Со своей стороны я думаю о другом почти сверхъестественном, под впечатлением мимолётной встречи, видении, которое осеняет чувством постижения платоновской идеи. Что же это было: порыв ветра, мгновенно вспыхнувшее желание обладать юной женщиной? Не думаю. Юношеская влюблённость, ещё не сознающая себя плотским влечением? Может быть – но и нечто иное: чувство вечности.

Блок:

Дали слепы, дни безгневны,
Облака плывут.
В теремах живут царевны.
Не живут – цветут.

В том-то и дело, что они живут вечно. Для них нет будущего, для них есть только одно настоящее. Я постиг этот хитроумный подвох времени, которое не уничтожает себя, как рельсы несущегося неведомо куда состава, как бегущие над крышей буквы световой рекламы, но попросту отступает, уступает место непреходящему настоящему; я это понял, когда увидел тебя всю, моя красавица, и твои губы всё ещё шевелились, как бы желая сказать: уходи, сюда нельзя, – я понял, что обрёл это утраченное, казалось бы, навсегда, сознание вечности. Ты стоишь, опустив руки, волосы упали тебе на глаза, и полдень длится без конца.



Жизнь

В былые времена, в потустороннем пристанище снов, я вставал первым. Румяный Гелиос уже нахлёстывал лошадей, стоя между двумя крутящимися колёсами своей повозки, и целился из лука. Я шёл по пустынной улице, стараясь увернуться от стрел, булочная под фирменной вывеской придворного поставщика Hofpfisterei уже была открыта, за прилавком ожидала покупателей белокурая пышнотелая продавщица, ещё дышащая ночной негой. Она знала меня, не спрашивая, тотчас упаковывала горячие булочки, полбуханки пахучего ржаного хлеба. Я вручал ей кошелёк, она сама вынимала мелочь, сколько нужно, и я плёлся с моей добычей домой. В кухне я готовил чай для Лоры, кофе для себя, разрезал и смазывал конфитюром булочки, раскладывал бутерброды. Моя жена, слегка заспанная, сияющая, как сама заря, в белом байковом халате выходила из коридора.
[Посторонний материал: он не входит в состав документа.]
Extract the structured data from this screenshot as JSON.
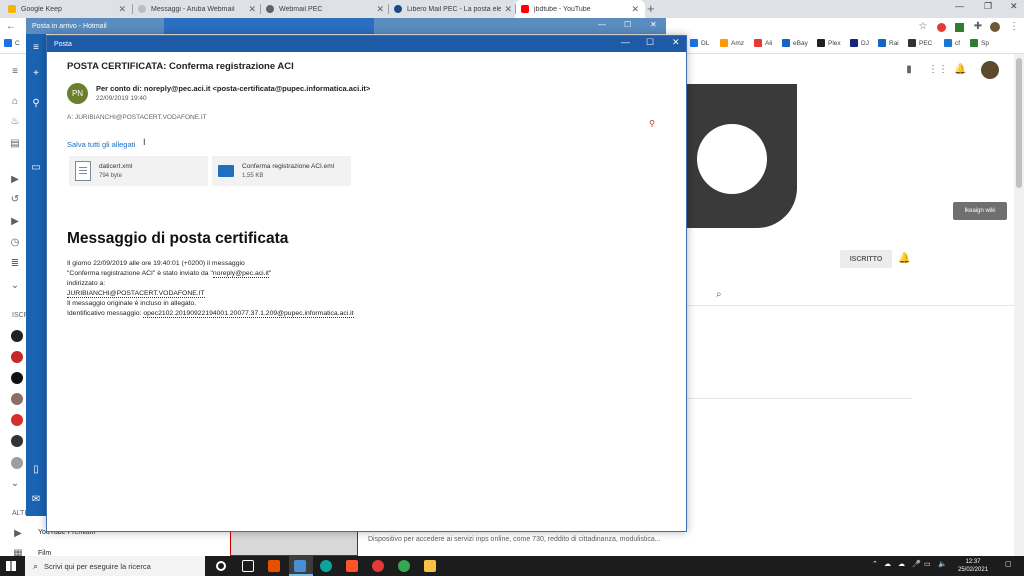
{
  "browser": {
    "tabs": [
      {
        "title": "Google Keep",
        "color": "#f4b400"
      },
      {
        "title": "Messaggi - Aruba Webmail",
        "color": "#bdbdbd"
      },
      {
        "title": "Webmail PEC",
        "color": "#5f6368"
      },
      {
        "title": "Libero Mail PEC - La posta elettr",
        "color": "#1a4a8a"
      },
      {
        "title": "jbdtube - YouTube",
        "color": "#ff0000"
      }
    ],
    "bookmarks": [
      "DL",
      "Amz",
      "Ali",
      "eBay",
      "Plex",
      "DJ",
      "Rai",
      "PEC",
      "cf",
      "Sp"
    ],
    "bookmark_prefix": "C"
  },
  "youtube": {
    "ikea_button": "Ikeaign wiki",
    "subscribed_label": "ISCRITTO",
    "sidebar_iscr": "ISCR",
    "sidebar_altro": "ALTRO",
    "sidebar_premium": "YouTube Premium",
    "sidebar_film": "Film",
    "bottom_text": "Dispositivo per accedere ai servizi inps online, come 730, reddito di cittadinanza, modulistica..."
  },
  "mail_app": {
    "title": "Posta in arrivo - Hotmail"
  },
  "message_window": {
    "title": "Posta",
    "subject": "POSTA CERTIFICATA: Conferma registrazione ACI",
    "avatar_initials": "PN",
    "sender": "Per conto di: noreply@pec.aci.it <posta-certificata@pupec.informatica.aci.it>",
    "date": "22/09/2019 19:40",
    "recipient": "A: JURIBIANCHI@POSTACERT.VODAFONE.IT",
    "save_all": "Salva tutti gli allegati",
    "attachments": [
      {
        "name": "daticert.xml",
        "size": "794 byte"
      },
      {
        "name": "Conferma registrazione ACI.eml",
        "size": "1,55 KB"
      }
    ],
    "heading": "Messaggio di posta certificata",
    "body": {
      "line1": "Il giorno 22/09/2019 alle ore 19:40:01 (+0200) il messaggio",
      "line2a": "\"Conferma registrazione ACI\" è stato inviato da \"",
      "line2_link": "noreply@pec.aci.it",
      "line2b": "\"",
      "line3": "indirizzato a:",
      "line4": "JURIBIANCHI@POSTACERT.VODAFONE.IT",
      "line5": "Il messaggio originale è incluso in allegato.",
      "line6a": "Identificativo messaggio: ",
      "line6_id": "opec2102.20190922194001.20077.37.1.209@pupec.informatica.aci.it"
    }
  },
  "taskbar": {
    "search_placeholder": "Scrivi qui per eseguire la ricerca",
    "time": "12:37",
    "date": "25/02/2021"
  }
}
А бывало и так, что мы оба поднимались спозаранку, наскоро одевались и спускались в подземный гараж. Жена моя усаживалась за рулём, я рядом, и мы катили вдоль по Козима-штрассе, минуя Иоганнескирхен, по автобану в направлении Исманингена, сворачивали в узкий проезд, – всё путешествие до городского озера Ферингазее занимало пятнадцать минут.

Пустынное озеро на рассвете, гладкое и блестящее, как зеркало, под бледно-голубым безоблачным небом, стояло перед нами, слабый плеск смутил его молчание – несколько шагов по росистой траве, и я вхожу в воду. Сердитый лебедь, хозяин этих мест, неспешно выплывает из прибрежных зарослей, где, вероятно, он провёл ночь. Яркий свет, голоса незваных гостей разбудили его.

Вслед за мной, ёжась и слабо вскрикивая от прохлады, Лора опасливо вступает и уже через несколько минут заплывает так далеко, что я, в тревоге, с трудом различаю её резиновую шапочку. Солнце слепит глаза. Я плыву, отстав от неё, на большом расстоянии, мимо полуострова, который здесь почему-то считается островом. Остров нудистов. Там уже появились первые энтузиасты. Я украдкой оглядываюсь туда мимоходом или, лучше сказать, мимоплавом, щурясь от блеска вод, зная заранее, что, лишившись одежды, женщины теряют себя – свою тайну и привлекательность.

Мы возвращаемся, нас ждёт роскошный завтрак. Радость жизни, которой учила меня подруга, исчезнувшая в пристанище сновидений.



Дворец

Мне снилось – и мнится, так оно и было на самом деле, – будто я нахожусь во дворце, хожу из комнаты в комнату, слышу стук своих шагов, одну за другой открываю двери, и они захлопываются за мной. В гулких залах за высокими окнами сверкает солнце, никого нет. Лишь в одной комнате поднимается со стула некто в служебной униформе, вероятно, смотритель, вперяет вопросительный взгляд, но я не могу объяснить, зачем я здесь, что ищу, кого потерял. Забыл, убей меня бог, ничего не помню.

Проснувшись, я смотрю на циферблат, сажусь в постели. Тотчас спохватываюсь, что ничего не ответил смотрителю. Между тем близится время закрытия. Я послушно следую за ним через анфиладу комнат. Мы входим в смотровой зал, здесь опять ни души. Нет ни стульев для экскурсантов, ни экрана на задней стене. Оборачиваюсь; куда делся мой вожатый? В полутьме тлеет вполнакала люстра на потолке, тусклое освещение напоминает спальню, где, уходя, я не успел выключить ночник. Но на самом деле это, конечно, не спальня, просто чахнет лепесток огня в коптилке на столе, время военное, эвакуация, ночь. В чёрном окне над столом отражено ошеломлённое лицо подростка, похожее на лицо преступника, это я, пишущий эту страницу, подойти, что ли, подкрутить фитиль?.. Не хочется вылезать из тёплой постели, а на дворе мороз, зима 1943 года, мне пятнадцать лет, и двадцать две дивизии врага, окруженные, обмороженные немцы, взяты в плен под Сталинградом.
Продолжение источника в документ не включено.